Hac Suresi 35’inci ayette Cenab-ı Allah diyor ki, şeytandan Allah’a sığınırım: “Onlar ki Allah anıldığı zaman kalpleri ürperir” etkilenirler, derinleşirler “kendilerine isabet eden musibetlere sabredenler” musibet ulaşıyor mesela gözü ağrıyor, kulağı ağrıyor yahut parmağına bir şey oluyor, kolu kırılıyor, bak “sabredenler, namazı dosdoğru kılanlar ve rızık olarak verdiklerimizden infak edenlerdir.” Bunlar olmadıktan sonra bak hayat tamamen boş olur. Eğer bu şekilde bir imtihan ve eğitim yoksa ne sevgi kalır, ne akıl kalır, ne bir şey kalır hiçbir şey kalmaz. Adam diyor ki cennete gidip… Sıkılırsın öyle zannettiğin gibi olmaz. Bomboş cennette hiçbir şey olmaz. Irmak akıyor yanına gelip oturdun, meyve de var tamam yedin ne olur? Hiçbir şey olmaz. On bin sene geçmiş hiçbir şey olmaz. Ancak bu eğitimle o anlamlı oluyor ve başka da hiçbir yolu yok bunun. Acıya önem vermenin sebebi de dünyaya önem vermekten kaynaklanıyor. Dünyaya önem vermeyen acıya hiç önem vermez. Mesela askerler kabadayı oluyor, kolundan vuruluyor hiç umurunda bile değil. Çünkü dünyadan geçmiş. Kurşun geliyor üç-beş mermi alıyor hiç umurunda değil daha hala devam etmek istiyor. Çünkü kafası Allah’ta, İslam’da hayırda. Ama cahiliyeden bir adamı düşün bir kurşun gelince “mahvoldum vay anam yandım anam” diye yerlerde çırpınır. Asker hiç bana mısın demiyor.

Evet, dinliyorum.

GÖRKEM ERDOĞAN: Güzel doğa resimleri.

ADNAN OKTAR: Şu penguenlere şaşırıyorum. Orada nasıl rahat yaşıyorlar? İnanılır gibi değil.
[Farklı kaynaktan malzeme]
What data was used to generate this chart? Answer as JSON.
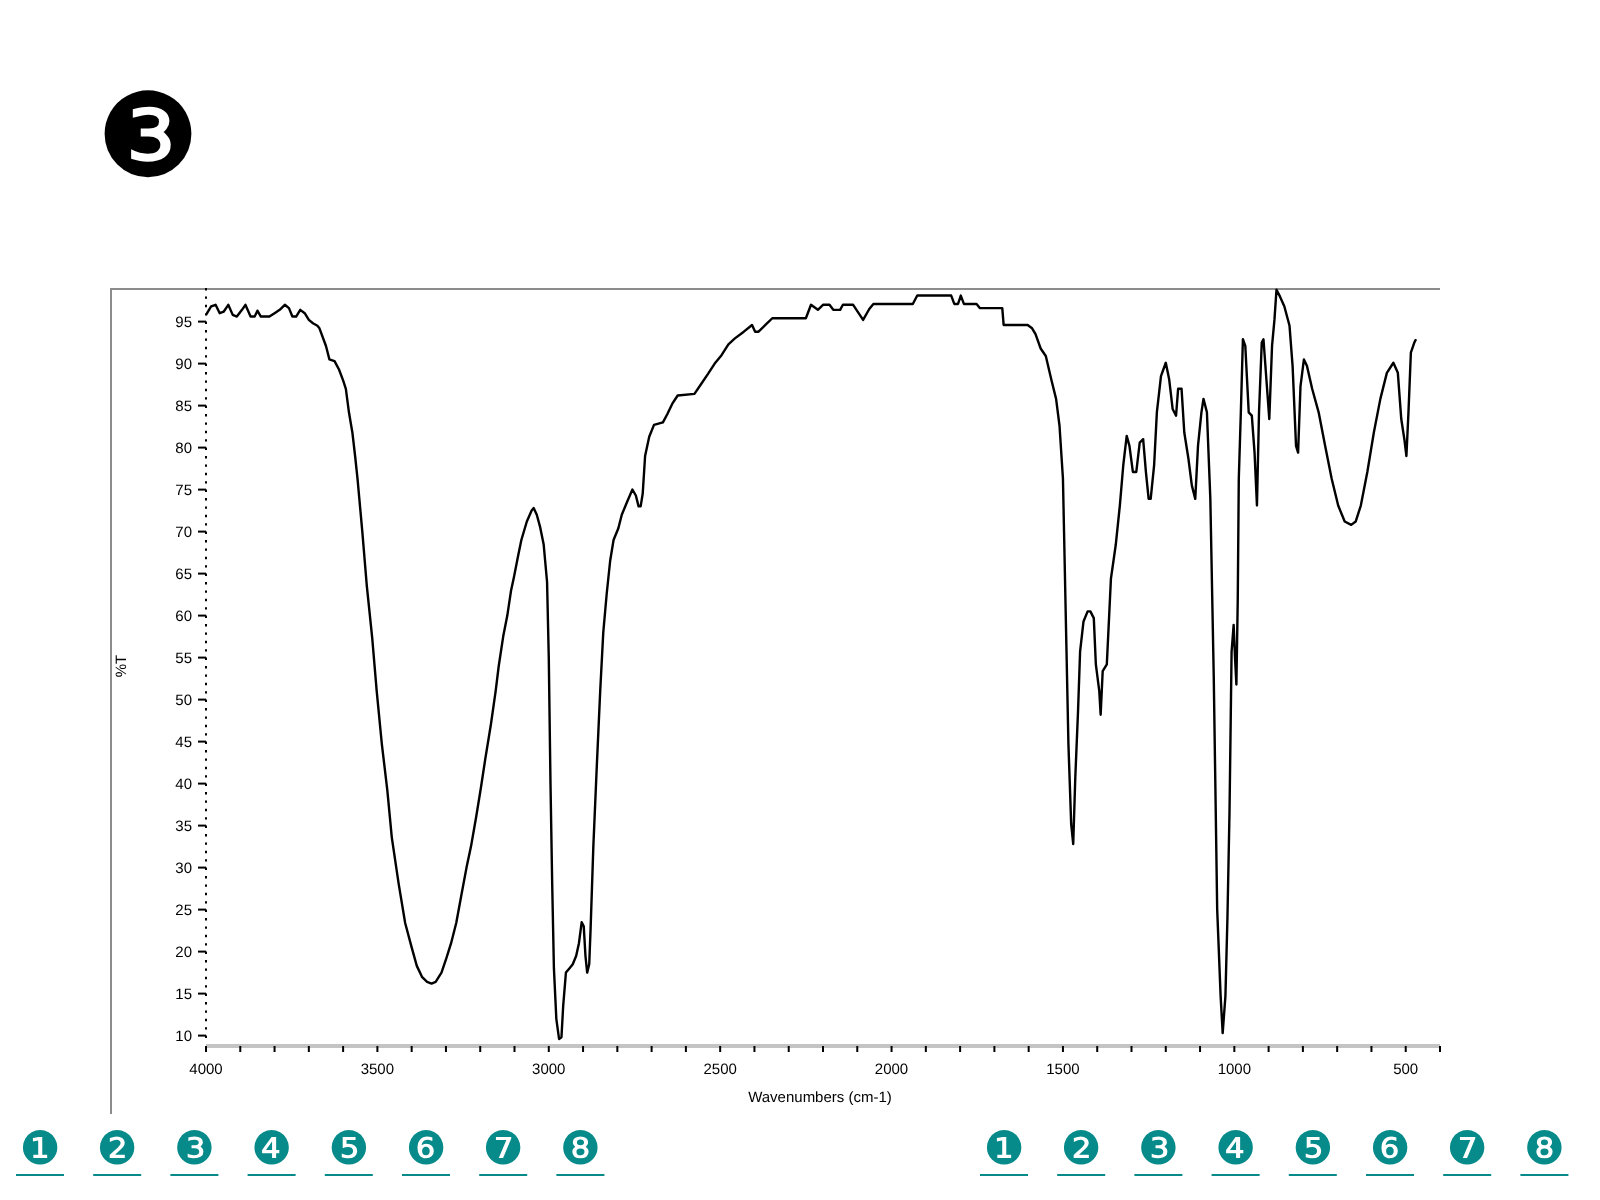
{
  "chart_data": {
    "type": "line",
    "title": "❸",
    "xlabel": "Wavenumbers (cm-1)",
    "ylabel": "%T",
    "annotations": [
      "❶",
      "❷",
      "❸",
      "❹",
      "❺",
      "❻",
      "❼",
      "❽",
      "❶",
      "❷",
      "❸",
      "❹",
      "❺",
      "❻",
      "❼",
      "❽"
    ],
    "xlim": [
      4000,
      400
    ],
    "ylim": [
      9,
      99
    ],
    "xticks": [
      4000,
      {
        "value": 3900,
        "label": null
      },
      {
        "value": 3800,
        "label": null
      },
      {
        "value": 3700,
        "label": null
      },
      {
        "value": 3600,
        "label": null
      },
      3500,
      {
        "value": 3400,
        "label": null
      },
      {
        "value": 3300,
        "label": null
      },
      {
        "value": 3200,
        "label": null
      },
      {
        "value": 3100,
        "label": null
      },
      3000,
      {
        "value": 2900,
        "label": null
      },
      {
        "value": 2800,
        "label": null
      },
      {
        "value": 2700,
        "label": null
      },
      {
        "value": 2600,
        "label": null
      },
      2500,
      {
        "value": 2400,
        "label": null
      },
      {
        "value": 2300,
        "label": null
      },
      {
        "value": 2200,
        "label": null
      },
      {
        "value": 2100,
        "label": null
      },
      2000,
      {
        "value": 1900,
        "label": null
      },
      {
        "value": 1800,
        "label": null
      },
      {
        "value": 1700,
        "label": null
      },
      {
        "value": 1600,
        "label": null
      },
      1500,
      {
        "value": 1400,
        "label": null
      },
      {
        "value": 1300,
        "label": null
      },
      {
        "value": 1200,
        "label": null
      },
      {
        "value": 1100,
        "label": null
      },
      1000,
      {
        "value": 900,
        "label": null
      },
      {
        "value": 800,
        "label": null
      },
      {
        "value": 700,
        "label": null
      },
      {
        "value": 600,
        "label": null
      },
      500,
      {
        "value": 400,
        "label": null
      }
    ],
    "yticks": [
      10,
      15,
      20,
      25,
      30,
      35,
      40,
      45,
      50,
      55,
      60,
      65,
      70,
      75,
      80,
      85,
      90,
      95
    ],
    "line_style": "solid",
    "x": [
      4000,
      3985,
      3972,
      3960,
      3948,
      3935,
      3922,
      3910,
      3895,
      3885,
      3870,
      3858,
      3850,
      3840,
      3815,
      3800,
      3785,
      3770,
      3758,
      3748,
      3737,
      3725,
      3712,
      3700,
      3688,
      3675,
      3669,
      3650,
      3640,
      3625,
      3612,
      3600,
      3592,
      3583,
      3573,
      3565,
      3558,
      3544,
      3531,
      3515,
      3502,
      3487,
      3471,
      3458,
      3438,
      3419,
      3400,
      3385,
      3370,
      3355,
      3342,
      3330,
      3313,
      3298,
      3285,
      3270,
      3256,
      3240,
      3227,
      3212,
      3198,
      3185,
      3169,
      3155,
      3146,
      3133,
      3121,
      3110,
      3102,
      3090,
      3080,
      3064,
      3050,
      3044,
      3035,
      3025,
      3015,
      3005,
      3000,
      2995,
      2990,
      2985,
      2978,
      2970,
      2963,
      2958,
      2950,
      2940,
      2930,
      2920,
      2912,
      2904,
      2898,
      2893,
      2888,
      2882,
      2878,
      2870,
      2860,
      2850,
      2841,
      2831,
      2821,
      2811,
      2797,
      2787,
      2772,
      2756,
      2746,
      2738,
      2732,
      2726,
      2719,
      2707,
      2693,
      2667,
      2654,
      2640,
      2624,
      2575,
      2555,
      2535,
      2516,
      2496,
      2476,
      2457,
      2431,
      2407,
      2398,
      2388,
      2368,
      2348,
      2250,
      2235,
      2215,
      2200,
      2181,
      2170,
      2150,
      2142,
      2112,
      2083,
      2065,
      2053,
      1938,
      1925,
      1826,
      1817,
      1806,
      1798,
      1789,
      1752,
      1742,
      1677,
      1673,
      1603,
      1590,
      1580,
      1565,
      1550,
      1534,
      1520,
      1510,
      1500,
      1490,
      1484,
      1476,
      1470,
      1464,
      1456,
      1450,
      1440,
      1428,
      1420,
      1410,
      1404,
      1394,
      1390,
      1384,
      1372,
      1360,
      1346,
      1334,
      1324,
      1314,
      1306,
      1296,
      1286,
      1276,
      1266,
      1258,
      1250,
      1244,
      1234,
      1226,
      1214,
      1200,
      1190,
      1180,
      1170,
      1164,
      1154,
      1146,
      1134,
      1124,
      1114,
      1106,
      1096,
      1090,
      1080,
      1070,
      1060,
      1050,
      1040,
      1034,
      1026,
      1020,
      1014,
      1008,
      1002,
      998,
      994,
      990,
      987,
      981,
      975,
      968,
      958,
      949,
      941,
      934,
      928,
      920,
      915,
      905,
      898,
      890,
      883,
      877,
      867,
      854,
      839,
      830,
      820,
      814,
      807,
      797,
      788,
      773,
      754,
      735,
      716,
      697,
      678,
      659,
      646,
      631,
      612,
      593,
      574,
      555,
      536,
      523,
      513,
      504,
      498,
      492,
      485,
      475,
      470
    ],
    "series": [
      {
        "color": "#000000",
        "values": [
          95.8,
          96.8,
          97.0,
          96.0,
          96.2,
          97.0,
          95.8,
          95.6,
          96.4,
          97.0,
          95.6,
          95.6,
          96.3,
          95.6,
          95.6,
          96.0,
          96.4,
          97.0,
          96.6,
          95.6,
          95.6,
          96.4,
          96.0,
          95.2,
          94.8,
          94.5,
          94.2,
          92.1,
          90.5,
          90.3,
          89.3,
          88.0,
          87.0,
          84.2,
          81.8,
          79,
          76.3,
          70,
          63.6,
          57.3,
          51,
          44.7,
          39.2,
          33.6,
          28.1,
          23.4,
          20.5,
          18.3,
          17,
          16.4,
          16.2,
          16.4,
          17.5,
          19.3,
          21,
          23.4,
          26.5,
          30,
          32.5,
          36,
          39.5,
          43,
          47,
          51,
          54,
          57.5,
          60,
          63,
          64.5,
          67,
          69,
          71.2,
          72.5,
          72.8,
          72,
          70.5,
          68.5,
          64,
          55,
          40,
          28,
          18,
          12,
          9.6,
          9.8,
          13.5,
          17.5,
          18,
          18.5,
          19.5,
          21,
          23.5,
          23,
          19.5,
          17.5,
          18.5,
          22.7,
          32.5,
          42,
          51,
          58,
          62.6,
          66.5,
          69,
          70.4,
          72,
          73.5,
          75,
          74.3,
          73,
          73,
          74.5,
          79,
          81.3,
          82.7,
          83,
          84,
          85.2,
          86.2,
          86.4,
          87.6,
          88.8,
          90,
          91,
          92.3,
          93,
          93.8,
          94.6,
          93.8,
          93.8,
          94.6,
          95.4,
          95.4,
          97,
          96.4,
          97,
          97,
          96.4,
          96.4,
          97,
          97,
          95.2,
          96.5,
          97.1,
          97.1,
          98.1,
          98.1,
          97.1,
          97.1,
          98.1,
          97.1,
          97.1,
          96.6,
          96.6,
          94.6,
          94.6,
          94.2,
          93.5,
          91.8,
          90.9,
          88.1,
          85.8,
          82.6,
          76.3,
          56.5,
          44.7,
          35.2,
          32.8,
          40.7,
          48.6,
          55.7,
          59.3,
          60.5,
          60.5,
          59.7,
          54.2,
          51,
          48.2,
          53.4,
          54.2,
          64.4,
          68.4,
          73.1,
          77.9,
          81.4,
          80.2,
          77.1,
          77.1,
          80.6,
          81,
          77.1,
          73.9,
          73.9,
          77.9,
          84.2,
          88.5,
          90.1,
          88.1,
          84.6,
          83.8,
          87,
          87,
          81.8,
          78.7,
          75.5,
          73.9,
          80.2,
          84.2,
          85.8,
          84.2,
          73.9,
          52.6,
          25,
          14.7,
          10.3,
          14.7,
          24.2,
          36.8,
          55.7,
          58.9,
          55,
          51.8,
          62,
          76.3,
          84.2,
          92.9,
          92.1,
          84.2,
          83.8,
          79.4,
          73.1,
          84.2,
          92.5,
          92.9,
          87.3,
          83.4,
          92.1,
          95.2,
          98.8,
          98,
          96.8,
          94.5,
          89.7,
          80.2,
          79.4,
          87.3,
          90.5,
          89.7,
          87,
          84.2,
          80.2,
          76.3,
          73.1,
          71.2,
          70.8,
          71.2,
          73.1,
          77.1,
          81.8,
          85.8,
          88.9,
          90.1,
          88.9,
          83.4,
          81,
          79,
          84.2,
          91.3,
          92.5,
          92.9
        ]
      }
    ]
  }
}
PINAR YADA: CHP Grup Başkanvekili Engin Altay, Cumhurbaşkanı Erdoğan’ın erken seçim açıklamasını şöyle yorumladı, “Devlet Bahçeli 2002’de Erdoğan’ı getirmişti, şimdi de götürecek. Türkiye, Erdoğan’ı daha fazla sırtında taşıyamazdı, bence erken seçim Türkiye için iyi olacak” dedi.

ADNAN OKTAR: İyi öyle inanıyorlarsa.

GÖRKEM ERDOĞAN: Engin Altay açıklamasına şöyle devam etti, “OHAL içinde seçim yapmak birçok mahsuru içinde barındırıyor. Hükümet, OHAL'in imkanlarını çok istismar ederse Türkiye'de istenmeyen olaylar olur. Ama OHAL şartlarında da olsa bu CHP'nin seçimlerden birinci parti olarak çıkmasını engelleyemez. Bildiğim bir çalışmayı söyleyeyim, AK Parti'ye bugüne kadar oy vermiş çok ama çok sayıda seçmenin şu psikoloji ve ruh ikliminde olduğunu biliyorum, ‘Biz bu günaha daha fazla ortak olmayacağız. Sandığa gitmeyeceğiz’ eğilimi AK Parti seçmeninde çok yaygın” dedi.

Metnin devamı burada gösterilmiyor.